Optimal mechanisms with simple menus

TL;DR

This paper characterizes the structure of optimal mechanisms for a single buyer with two independent, additive valuations, revealing conditions for monotonicity and bounds on menu size, advancing understanding in auction design.

Contribution

It provides new structural results showing when optimal mechanisms have monotone menus and limited menu items, including conditions for bundling and specific distribution classes.

Findings

Optimal mechanisms have monotone menus under mild conditions.

Optimal menus contain at most 4, 5, or 6 items depending on distribution.

Bundling is optimal for certain distribution classes.

Abstract

We consider optimal mechanism design for the case with one buyer and two items. The buyer's valuations towards the two items are independent and additive. In this setting, optimal mechanism is unknown for general valuation distributions. We obtain two categories of structural results that shed light on the optimal mechanisms.

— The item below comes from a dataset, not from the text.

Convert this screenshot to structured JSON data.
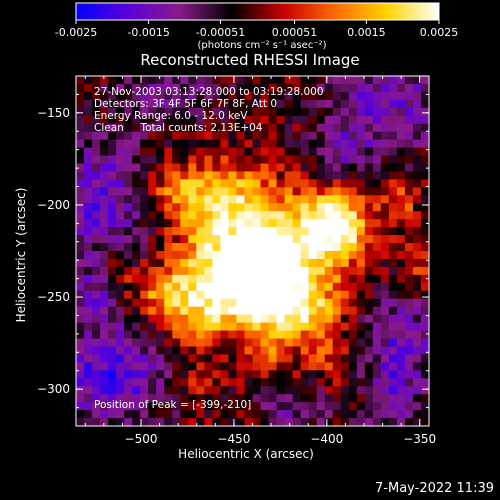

The first category of results state that, under certain mild condition, the optimal mechanism has a monotone menu. In other words, in the menu that represents the optimal mechanism, as payment increases, the allocation probabilities for both items increase simultaneously. Applying this theorem, we derive a version of revenue monotonicity theorem that states stochastically superior distributions yield more revenue. Moreover, our theorem subsumes a previous result regarding sufficient conditions under which bundling is optimal. The second category of results state that, under certain conditions, the optimal mechanisms have few menu items. Our first result in this category says, for certain distributions, the optimal menu contains at most 4 items. The condition admits power (including uniform) density functions. Based on a similar proof of this result, we are able to obtain a wide class of distributions where bundling is optimal. Our second result in this category works for a weaker condition, under which the optimal menu contains at most 6 items. This condition includes exponential density functions. Our last result in this category works for unit-demand setting. It states that, for uniform distributions, the optimal menu contains at most 5 items. All these results are in sharp contrast to Hart and Nisan's recent result that finite-sized menu cannot guarantee any positive fraction of optimal revenue for correlated valuation distributions.